When I move out from Paul’s I will get a P.O box address, to prevent weak-minded relatives updating my parents where I have gone, as they are unreliable like that.
I have updated relatives about things in my life and it always gets back to my parents because they let me know it has!
I don’t mind if my dad knows, it’s my mother I worry about! The last thing I want is for her to come knocking on my door of my new home, when she thinks I am there alone – I am not going back to her, no matter what she tries to do!
The other quirk I have is when I want to start writing towards any of my stories.
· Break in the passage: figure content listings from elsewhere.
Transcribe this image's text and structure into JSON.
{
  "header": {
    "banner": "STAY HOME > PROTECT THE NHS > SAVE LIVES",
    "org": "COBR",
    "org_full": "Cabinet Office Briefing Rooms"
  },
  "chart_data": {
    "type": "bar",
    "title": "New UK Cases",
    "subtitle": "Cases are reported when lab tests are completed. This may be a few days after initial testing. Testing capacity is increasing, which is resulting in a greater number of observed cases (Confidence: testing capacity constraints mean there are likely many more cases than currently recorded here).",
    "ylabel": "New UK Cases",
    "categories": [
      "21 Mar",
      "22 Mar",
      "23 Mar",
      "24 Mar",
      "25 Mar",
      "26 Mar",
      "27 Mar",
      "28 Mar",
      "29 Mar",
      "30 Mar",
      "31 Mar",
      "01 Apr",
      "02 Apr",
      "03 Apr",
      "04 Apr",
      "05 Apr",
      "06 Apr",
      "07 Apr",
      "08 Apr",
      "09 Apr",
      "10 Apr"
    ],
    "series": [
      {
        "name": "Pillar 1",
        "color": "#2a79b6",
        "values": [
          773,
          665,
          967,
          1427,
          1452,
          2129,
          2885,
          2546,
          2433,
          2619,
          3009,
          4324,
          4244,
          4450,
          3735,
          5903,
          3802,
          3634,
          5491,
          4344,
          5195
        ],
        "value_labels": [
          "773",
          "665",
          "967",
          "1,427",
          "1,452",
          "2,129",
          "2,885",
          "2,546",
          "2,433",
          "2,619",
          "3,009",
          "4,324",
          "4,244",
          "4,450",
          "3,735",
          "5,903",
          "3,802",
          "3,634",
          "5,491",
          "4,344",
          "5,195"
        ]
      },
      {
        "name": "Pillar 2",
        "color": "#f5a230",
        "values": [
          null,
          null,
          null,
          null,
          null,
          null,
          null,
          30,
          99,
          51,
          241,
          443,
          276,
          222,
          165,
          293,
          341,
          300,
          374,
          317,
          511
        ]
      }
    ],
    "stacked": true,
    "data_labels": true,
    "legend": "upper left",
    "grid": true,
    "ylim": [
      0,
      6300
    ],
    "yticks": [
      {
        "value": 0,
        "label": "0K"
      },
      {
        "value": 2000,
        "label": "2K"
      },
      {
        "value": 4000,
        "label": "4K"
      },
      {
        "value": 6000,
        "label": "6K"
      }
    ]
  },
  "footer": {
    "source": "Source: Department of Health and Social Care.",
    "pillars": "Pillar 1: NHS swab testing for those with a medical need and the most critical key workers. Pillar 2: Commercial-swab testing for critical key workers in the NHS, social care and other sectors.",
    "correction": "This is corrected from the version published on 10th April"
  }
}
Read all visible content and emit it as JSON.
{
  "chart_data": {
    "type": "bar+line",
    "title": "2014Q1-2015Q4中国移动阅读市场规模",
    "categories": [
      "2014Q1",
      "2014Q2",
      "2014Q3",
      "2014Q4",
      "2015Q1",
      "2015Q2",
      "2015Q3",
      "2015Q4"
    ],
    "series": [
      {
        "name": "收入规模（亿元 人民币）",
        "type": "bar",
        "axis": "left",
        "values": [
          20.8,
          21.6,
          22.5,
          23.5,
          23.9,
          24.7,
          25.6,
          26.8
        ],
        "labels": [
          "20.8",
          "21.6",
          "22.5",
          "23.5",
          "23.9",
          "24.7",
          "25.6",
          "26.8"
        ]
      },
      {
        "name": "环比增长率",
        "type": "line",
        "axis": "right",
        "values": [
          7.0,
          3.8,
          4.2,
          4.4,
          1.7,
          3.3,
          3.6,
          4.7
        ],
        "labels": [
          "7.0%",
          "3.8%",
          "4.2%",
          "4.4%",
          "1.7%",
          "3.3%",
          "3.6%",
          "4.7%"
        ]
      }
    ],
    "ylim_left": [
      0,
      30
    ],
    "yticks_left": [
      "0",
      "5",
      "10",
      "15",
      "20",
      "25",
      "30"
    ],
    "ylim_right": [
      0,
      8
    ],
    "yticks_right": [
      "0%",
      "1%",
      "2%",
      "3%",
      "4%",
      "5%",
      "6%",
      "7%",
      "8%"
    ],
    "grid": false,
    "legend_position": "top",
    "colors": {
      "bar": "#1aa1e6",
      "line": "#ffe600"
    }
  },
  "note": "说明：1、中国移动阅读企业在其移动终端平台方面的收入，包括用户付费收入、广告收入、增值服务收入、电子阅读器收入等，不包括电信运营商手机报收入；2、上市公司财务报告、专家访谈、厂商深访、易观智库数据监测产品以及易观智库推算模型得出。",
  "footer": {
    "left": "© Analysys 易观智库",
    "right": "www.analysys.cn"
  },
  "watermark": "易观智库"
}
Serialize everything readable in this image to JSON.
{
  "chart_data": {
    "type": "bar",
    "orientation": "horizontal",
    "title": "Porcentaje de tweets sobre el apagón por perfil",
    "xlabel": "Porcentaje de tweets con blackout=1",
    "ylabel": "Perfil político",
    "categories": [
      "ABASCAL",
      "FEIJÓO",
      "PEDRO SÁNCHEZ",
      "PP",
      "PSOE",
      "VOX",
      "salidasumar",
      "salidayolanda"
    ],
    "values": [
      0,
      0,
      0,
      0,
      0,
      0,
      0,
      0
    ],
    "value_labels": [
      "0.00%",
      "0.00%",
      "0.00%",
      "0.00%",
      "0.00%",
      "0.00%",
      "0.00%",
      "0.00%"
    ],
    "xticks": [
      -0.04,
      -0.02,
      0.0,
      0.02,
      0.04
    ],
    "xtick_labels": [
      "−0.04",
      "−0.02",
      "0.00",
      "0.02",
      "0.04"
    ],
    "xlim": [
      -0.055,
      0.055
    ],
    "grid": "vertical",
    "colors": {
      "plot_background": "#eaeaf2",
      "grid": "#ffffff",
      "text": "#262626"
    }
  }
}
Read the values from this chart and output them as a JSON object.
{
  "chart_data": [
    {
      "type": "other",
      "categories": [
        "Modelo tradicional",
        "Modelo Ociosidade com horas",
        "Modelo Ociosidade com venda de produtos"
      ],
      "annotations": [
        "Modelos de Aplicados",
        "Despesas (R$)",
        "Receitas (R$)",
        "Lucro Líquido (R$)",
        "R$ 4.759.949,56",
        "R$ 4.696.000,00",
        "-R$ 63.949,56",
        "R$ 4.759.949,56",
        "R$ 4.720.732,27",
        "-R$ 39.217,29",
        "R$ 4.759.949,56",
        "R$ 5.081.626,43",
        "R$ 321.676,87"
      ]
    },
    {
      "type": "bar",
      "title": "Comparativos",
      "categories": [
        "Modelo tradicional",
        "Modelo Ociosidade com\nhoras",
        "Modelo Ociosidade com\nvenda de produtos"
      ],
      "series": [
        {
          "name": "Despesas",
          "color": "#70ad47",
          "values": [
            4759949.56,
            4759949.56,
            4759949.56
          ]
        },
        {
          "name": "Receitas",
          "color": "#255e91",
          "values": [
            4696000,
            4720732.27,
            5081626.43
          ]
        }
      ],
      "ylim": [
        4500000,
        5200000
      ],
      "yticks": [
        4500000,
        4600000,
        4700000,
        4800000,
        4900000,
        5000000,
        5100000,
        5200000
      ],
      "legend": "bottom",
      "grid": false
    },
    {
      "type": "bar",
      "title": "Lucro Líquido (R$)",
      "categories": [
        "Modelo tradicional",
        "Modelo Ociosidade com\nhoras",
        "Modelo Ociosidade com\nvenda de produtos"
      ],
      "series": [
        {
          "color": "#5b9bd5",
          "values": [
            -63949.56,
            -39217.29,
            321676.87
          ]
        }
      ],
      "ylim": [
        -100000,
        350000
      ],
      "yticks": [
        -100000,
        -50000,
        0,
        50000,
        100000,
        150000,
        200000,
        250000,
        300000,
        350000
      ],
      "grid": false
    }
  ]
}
I tend to warm my brain up with one to five poems, or play for thirty minutes strategy games online to warm my brain up, then I put the music on and look at picture stimulus of various scenes or fantasy creatures to get me in the mind-set and around an hour after all of this I am in the frame of mine to gently go into the trance like state I need for writing!
Seriously, I have to do it this way – it’s the only way, I need to induce a semi-trance or my work is at best amateur!
An hour’s warm up means that you can tell when I’ve tried to write in five to fifteen minute bursts, because the writing is awful in comparison to the hour long process!
The only alternate ways to get me in the mind-set for writing are, when I immediately wake up as I am still dozy – when I am tired and dozing off – when I’ve just had a great workout routine and the music is on – or right after sex!
To be blunt!
As soon as I have been broken out of this trance like state, if it is longer than thirty seconds, it can take twenty minutes to get back into it again – which is why I become like an angry Italian housewife defending her kitchen, when I write – which can confuse some people when I deliberately pull myself out of the trance to excitedly tell them my idea because it’s so cool – for me to then get back into the flow of writing!
Which is one of the reasons why my insomnia is so bad these days – I am writing when everyone is in bed because nobody respects my writing time anymore.
I am averaging my personal bedtime at 6:30am these days, which means I am hardly getting any sunlight! Although I’ve always been semi-nocturnal, this is not an ideal lifestyle to have as I am severely missing out on social opportunities and healthful habits such as exercise outdoors and getting fresh air!
I am literally living like a creative vampire right now!
I can survive on five hours sleep, but Paul is worried I am not sleeping enough so don’t bother waking me up at 12 noon anymore, I am literally left until Henry comes home from school till 3:30pm most days – hence why I am becoming less and less active online at my usual times.
Paul gets on Henry’s case about waking me up, it really is like Paul hates having me around the house – which is another reason why I am eager to try and learn things to get me self-employed enough that I can move out. But as I said before, I can only move out and live alone if I have a dog with me, because my nerves won’t hack it otherwise!
It’s really annoying because before I became sick I was a morning person, up and lively and ready for action at 6am out of the house for a long walk by 8am, exercising and doing chores and doing anything all of the time, until I literally dropped at an average of 11:30pm.
When I got sick Paul literally suffocated me in overprotection and was constantly arguing with me to sit down, take it easy, go back to bed, he gave me and still gives me no motivation to even try to better myself or fight whatever is ailing me!
His attitude is, you are sick, stay in bed and rest until you are better, don’t read, just sleep. I am sorry but I can’t sleep my life away and all of this is driving me crazy!
This life is driving me crazy!
I am so fucking bored right now!
Sorry, but I have to stop this post as its starting to get me upset again!
Thanks for reading and I apologise for the swearing!